Ayn Rand. Ayn Rand. Where to begin? Well, I suppose in my opinion Ms. Rand represents a whole lot of what is wrong with today’s society, steeped in pseudo-intellectual excuses. If you haven’t ever heard of objectivism, it is the philosophy laden in all her works, and in simplest terms, it is about selfishness, “me-first”, greed, institutionalized social darwinism. What she seems to believe is that our sole purpose in life is “attain our own sense of happiness”. Rand states:
Achievement of your happiness is the only moral purpose of your life, and that happiness, not pain or mindless self-indulgence, is the proof of your moral integrity, since it is the proof and the result of your loyalty to the achievement of your values.
Now, you might be thinking, what’s so wrong with that? Isn’t that a lot like existentialism? No, it is not. The former works under the assumption that any necessary steps needed to be taken to assure one’s happiness are permissible; it doesn’t really matter how others feel or are affected by your actions (you might very well be the only one who really exists anyway!).
Well, this is how we get the 1% who refuse to pay the same tax percentage as a starving family. This is how we get people living in 21 million dollar mansions who never think to question how many people they could feed or save with even half their money. This is how we get politicians pandering to the richest rich, only concerned with keeping their own affluence, at the expense of the starving, uneducated, and homeless. Because well, their happiness is all that really matters. They worked for their money—doesn’t matter how many people they trampled to get there—they owe nothing to back to the country. Those who need help, are obviously just riding the “welfare bus”, trying to live off the back’s of others.
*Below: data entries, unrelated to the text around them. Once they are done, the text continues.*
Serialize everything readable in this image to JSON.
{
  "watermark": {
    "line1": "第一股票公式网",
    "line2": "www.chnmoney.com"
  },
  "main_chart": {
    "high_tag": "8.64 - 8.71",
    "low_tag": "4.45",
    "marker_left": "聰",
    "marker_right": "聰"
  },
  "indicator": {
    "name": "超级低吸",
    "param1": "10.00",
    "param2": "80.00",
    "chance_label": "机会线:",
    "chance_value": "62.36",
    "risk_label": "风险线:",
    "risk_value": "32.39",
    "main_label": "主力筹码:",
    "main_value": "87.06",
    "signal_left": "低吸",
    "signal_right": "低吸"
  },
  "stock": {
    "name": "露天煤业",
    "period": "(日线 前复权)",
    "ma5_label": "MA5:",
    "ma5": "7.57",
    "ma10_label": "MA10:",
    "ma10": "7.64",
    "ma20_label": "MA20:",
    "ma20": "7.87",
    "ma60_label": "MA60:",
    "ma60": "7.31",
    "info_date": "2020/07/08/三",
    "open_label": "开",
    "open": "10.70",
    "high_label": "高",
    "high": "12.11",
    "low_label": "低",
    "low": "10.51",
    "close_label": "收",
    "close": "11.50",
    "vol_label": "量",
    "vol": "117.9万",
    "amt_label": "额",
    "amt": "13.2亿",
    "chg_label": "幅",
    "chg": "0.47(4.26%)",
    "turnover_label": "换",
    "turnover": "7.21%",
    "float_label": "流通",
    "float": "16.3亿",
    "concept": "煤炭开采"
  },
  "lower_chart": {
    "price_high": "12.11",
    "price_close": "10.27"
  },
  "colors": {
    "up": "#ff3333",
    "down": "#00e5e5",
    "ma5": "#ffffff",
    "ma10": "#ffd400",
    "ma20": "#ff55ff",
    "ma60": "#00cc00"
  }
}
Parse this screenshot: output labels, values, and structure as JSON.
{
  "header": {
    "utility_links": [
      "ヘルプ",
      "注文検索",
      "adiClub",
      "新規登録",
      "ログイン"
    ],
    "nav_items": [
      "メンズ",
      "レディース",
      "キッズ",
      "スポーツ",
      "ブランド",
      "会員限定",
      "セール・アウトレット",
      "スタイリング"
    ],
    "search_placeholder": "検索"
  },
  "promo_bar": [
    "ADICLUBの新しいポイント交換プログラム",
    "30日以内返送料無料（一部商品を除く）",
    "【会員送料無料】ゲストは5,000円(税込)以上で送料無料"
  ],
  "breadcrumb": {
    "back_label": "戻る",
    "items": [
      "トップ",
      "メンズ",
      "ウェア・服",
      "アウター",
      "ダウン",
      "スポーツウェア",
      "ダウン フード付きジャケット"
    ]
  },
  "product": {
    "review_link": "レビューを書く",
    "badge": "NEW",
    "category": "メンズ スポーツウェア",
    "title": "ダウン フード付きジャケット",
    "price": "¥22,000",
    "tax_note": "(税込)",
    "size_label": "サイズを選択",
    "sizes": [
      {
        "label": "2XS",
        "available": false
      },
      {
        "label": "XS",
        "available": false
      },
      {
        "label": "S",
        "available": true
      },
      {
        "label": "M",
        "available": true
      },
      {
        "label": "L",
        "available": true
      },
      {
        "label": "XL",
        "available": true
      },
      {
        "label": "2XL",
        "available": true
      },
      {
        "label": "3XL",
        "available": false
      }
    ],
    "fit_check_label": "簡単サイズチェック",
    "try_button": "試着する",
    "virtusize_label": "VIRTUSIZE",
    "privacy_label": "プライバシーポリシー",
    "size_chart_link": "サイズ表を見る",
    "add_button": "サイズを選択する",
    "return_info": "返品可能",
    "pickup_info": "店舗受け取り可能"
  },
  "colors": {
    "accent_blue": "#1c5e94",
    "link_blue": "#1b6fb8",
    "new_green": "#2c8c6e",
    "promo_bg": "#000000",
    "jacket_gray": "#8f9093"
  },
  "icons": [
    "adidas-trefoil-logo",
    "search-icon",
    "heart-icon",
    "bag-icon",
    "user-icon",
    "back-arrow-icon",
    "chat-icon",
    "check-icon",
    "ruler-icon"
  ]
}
Now do you understand why I am so repulsed by the works of Rand? Existentialism, one the other hand, only asserts that we give life its own meaning; it makes no excuses for acting selfishly or greedily, in fact it states that the only way we will be remembered is through other’s perceptions—thus, we probably should treat other people well. Yes, both philosophies exist under the premise of an absence of God, but this doesn’t automatically assert their similarity. Ayn Rand uses a lack of God to behave without morality, conscience, or empathy, and these are the motifs carried on in her “fiction” (which is really more philosophy buried under a trite narrative). On the other hand, existentialism uses the absence of God as a means to higher morality: we should be good people because this life is all we have, not because we want to be rewarded in heaven.
So yes, I will proudly declare that my least favourite books of all time are Atlas Shrugged AND The Fountainhead (unless we read these works as satires of ruthless capitalism and darwinian politics, then they’re just fine). I think Ayn Rand is a bad author and a bad person; I think she misappropriates the philosophies of Nietzsche and Dostoevsky, and irresponsibly uses the guise of reason to promote immoral, narcissistic behaviour. If some of you reading this are great fans of Ayn Rand, I would love to hear your opinions, but I stand steadfast by my negative outlook on her work and philosophy.